The Yellow Birds by Kevin Powers (Sceptre: 2012). A novel centred on Private Bartle as he trains for, fights in, and returns from Iraq.
You all know how I feel about war novels. I’ve spoken about it before. Conflicted is probably the best word. Stuck between their importance in a “lest we forget” way, and their frequent straying into war voyeurism.
This (let’s be straight right from the very beginning) fits into neither camp. It neither makes all American heroes of those at war, nor does it distil war into a game. It does what few books about war can - it gives a new perspective.
OK, maybe not entirely 100% new (what is?). But new in the context of 21st century wars. It’s intensely focussed on the turmoil of the central protagonist, and it explores that through his pre-war, war, and post-war experience. It’s not full of “Scotty took point whilst I scanned our right flank for enemy snipers.” Nor is it full of “Jonny put his body on the line for us; for freedom.” And it leaves much of the political rhetoric that dominates most writing about 21st Century wars behind. Instead, it paints small, personal pictures of genuine, honest too goodness experience.

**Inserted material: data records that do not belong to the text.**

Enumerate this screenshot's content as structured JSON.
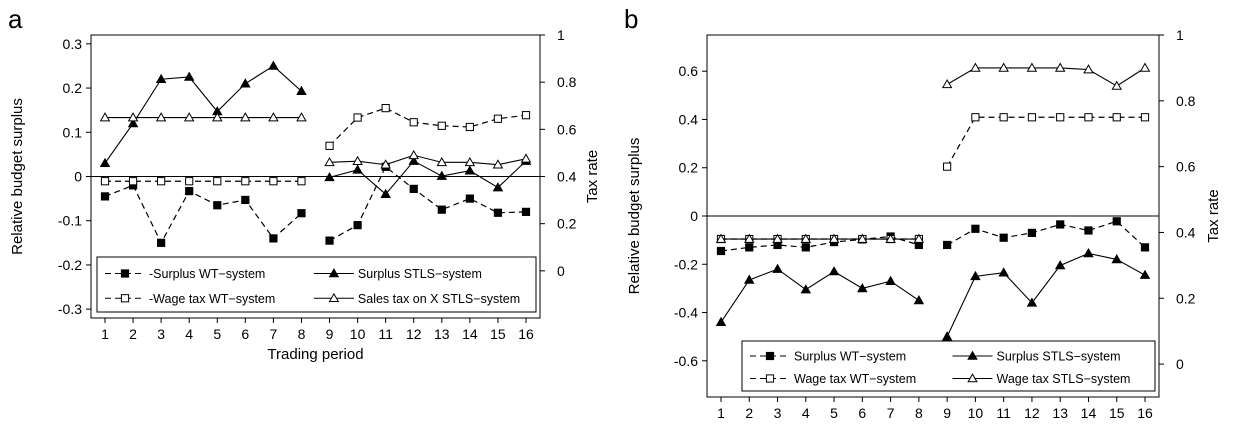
{
  "chart_data": [
    {
      "panel": "a",
      "type": "line",
      "xlabel": "Trading period",
      "ylabel": "Relative budget surplus",
      "y2label": "Tax rate",
      "x": [
        1,
        2,
        3,
        4,
        5,
        6,
        7,
        8,
        9,
        10,
        11,
        12,
        13,
        14,
        15,
        16
      ],
      "xticks": [
        "1",
        "2",
        "3",
        "4",
        "5",
        "6",
        "7",
        "8",
        "9",
        "10",
        "11",
        "12",
        "13",
        "14",
        "15",
        "16"
      ],
      "ylim": [
        -0.32,
        0.32
      ],
      "yticks": [
        "-0.3",
        "-0.2",
        "-0.1",
        "0",
        "0.1",
        "0.2",
        "0.3"
      ],
      "y2lim": [
        -0.2,
        1.0
      ],
      "y2ticks": [
        "0",
        "0.2",
        "0.4",
        "0.6",
        "0.8",
        "1"
      ],
      "zero_line": true,
      "grid": false,
      "legend_position": "bottom",
      "series": [
        {
          "name": "-Surplus WT−system",
          "axis": "left",
          "style": "dashed",
          "marker": "filled-square",
          "values": [
            -0.045,
            -0.02,
            -0.15,
            -0.033,
            -0.065,
            -0.053,
            -0.14,
            -0.083,
            -0.145,
            -0.11,
            0.022,
            -0.028,
            -0.075,
            -0.05,
            -0.082,
            -0.08
          ]
        },
        {
          "name": "Surplus STLS−system",
          "axis": "left",
          "style": "solid",
          "marker": "filled-triangle",
          "values": [
            0.03,
            0.12,
            0.22,
            0.225,
            0.147,
            0.21,
            0.25,
            0.193,
            -0.002,
            0.015,
            -0.04,
            0.035,
            0.001,
            0.013,
            -0.025,
            0.035
          ]
        },
        {
          "name": "-Wage tax WT−system",
          "axis": "right",
          "style": "dashed",
          "marker": "open-square",
          "values": [
            0.38,
            0.38,
            0.38,
            0.38,
            0.38,
            0.38,
            0.38,
            0.38,
            0.53,
            0.65,
            0.69,
            0.63,
            0.615,
            0.61,
            0.645,
            0.66
          ]
        },
        {
          "name": "Sales tax on X STLS−system",
          "axis": "right",
          "style": "solid",
          "marker": "open-triangle",
          "values": [
            0.65,
            0.65,
            0.65,
            0.65,
            0.65,
            0.65,
            0.65,
            0.65,
            0.46,
            0.465,
            0.45,
            0.49,
            0.46,
            0.46,
            0.45,
            0.475
          ]
        }
      ]
    },
    {
      "panel": "b",
      "type": "line",
      "xlabel": "Trading period",
      "ylabel": "Relative budget surplus",
      "y2label": "Tax rate",
      "x": [
        1,
        2,
        3,
        4,
        5,
        6,
        7,
        8,
        9,
        10,
        11,
        12,
        13,
        14,
        15,
        16
      ],
      "xticks": [
        "1",
        "2",
        "3",
        "4",
        "5",
        "6",
        "7",
        "8",
        "9",
        "10",
        "11",
        "12",
        "13",
        "14",
        "15",
        "16"
      ],
      "ylim": [
        -0.75,
        0.75
      ],
      "yticks": [
        "-0.6",
        "-0.4",
        "-0.2",
        "0",
        "0.2",
        "0.4",
        "0.6"
      ],
      "y2lim": [
        -0.1,
        1.0
      ],
      "y2ticks": [
        "0",
        "0.2",
        "0.4",
        "0.6",
        "0.8",
        "1"
      ],
      "zero_line": true,
      "grid": false,
      "legend_position": "bottom",
      "series": [
        {
          "name": "Surplus WT−system",
          "axis": "left",
          "style": "dashed",
          "marker": "filled-square",
          "values": [
            -0.145,
            -0.13,
            -0.12,
            -0.13,
            -0.108,
            -0.097,
            -0.085,
            -0.12,
            -0.12,
            -0.053,
            -0.09,
            -0.07,
            -0.035,
            -0.06,
            -0.022,
            -0.13
          ]
        },
        {
          "name": "Surplus STLS−system",
          "axis": "left",
          "style": "solid",
          "marker": "filled-triangle",
          "values": [
            -0.44,
            -0.265,
            -0.22,
            -0.305,
            -0.23,
            -0.3,
            -0.27,
            -0.35,
            -0.5,
            -0.25,
            -0.235,
            -0.36,
            -0.205,
            -0.155,
            -0.18,
            -0.245
          ]
        },
        {
          "name": "Wage tax WT−system",
          "axis": "right",
          "style": "dashed",
          "marker": "open-square",
          "values": [
            0.38,
            0.38,
            0.38,
            0.38,
            0.38,
            0.38,
            0.38,
            0.38,
            0.6,
            0.75,
            0.75,
            0.75,
            0.75,
            0.75,
            0.75,
            0.75
          ]
        },
        {
          "name": "Wage tax STLS−system",
          "axis": "right",
          "style": "solid",
          "marker": "open-triangle",
          "values": [
            0.38,
            0.38,
            0.38,
            0.38,
            0.38,
            0.38,
            0.38,
            0.38,
            0.85,
            0.9,
            0.9,
            0.9,
            0.9,
            0.895,
            0.845,
            0.9
          ]
        }
      ]
    }
  ]
}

Sentiment. That’s what I’m getting at here. There’s absolutely no faux sentimentality in this. It’s entirely raw, Private Bartle opened up on every page recounting his candid reactions to the situations he’s in. Powers does a fantastic job of conveying confusion and loss and emotional disorientation, but conveying it sharply and showing (usually between the lines) what impact all of this has on Private Bartle.
The result is a beautiful little book. Read a few reviews of this, and that’s the word you’ll start to get sick of. Beautiful. But it is. There’s no getting around it. The stages, the relationships, the emotional breakdowns, the flashes of tenderness - it all adds up to beautiful.
Some of the other reviews will also tell you this is an “important” book (another phrase I hate - aren’t they all?) That lessons can be extrapolated from the story of Private Bartle. That wider political and societal lessons could be learned.
But that’s missing the point if you ask me. That sort of debate can easily obscure the book itself. Turn it from a gem into the tool of an agenda. I’m not saying those points and those lessons shouldn’t be debated and disseminated. I’m just saying don’t let them make you forget just how stunning this book is.
I don’t want to go overboard. I don’t think you’ll read this and reach some sort of epiphany, about war or anything else. The chances are you have heard much of this before. There are some recognisable footsteps being walked in here. Young men being emotionally destroyed. Survivor’s guilt. The shock of returning to normal life. Discomfort with hero worship. We’ve been to these places before, but not often, and rarely as poetically as in Yellow Birds.
Does it help that Kevin Powers is a former soldier? That he served in Iraq for two years? It probably does. It probably gives this book credibility. But it’s a piece of information worth forgetting when you’re reading this. You’ll tie yourself up in knots thinking of which are the snippets from his own war, and which are the bits he’s made up. Instead, focus on the writing. On his talent. On the fact that he shapes his language around emotions better than most other people out there.
Shake that one off. A return to form after last week’s debacle. And (fingers crossed) an interview with Kevin Powers could be coming to
GBR soon (if the questions I’ve posed via his agent make their way through the Hotmail highway loudly enough).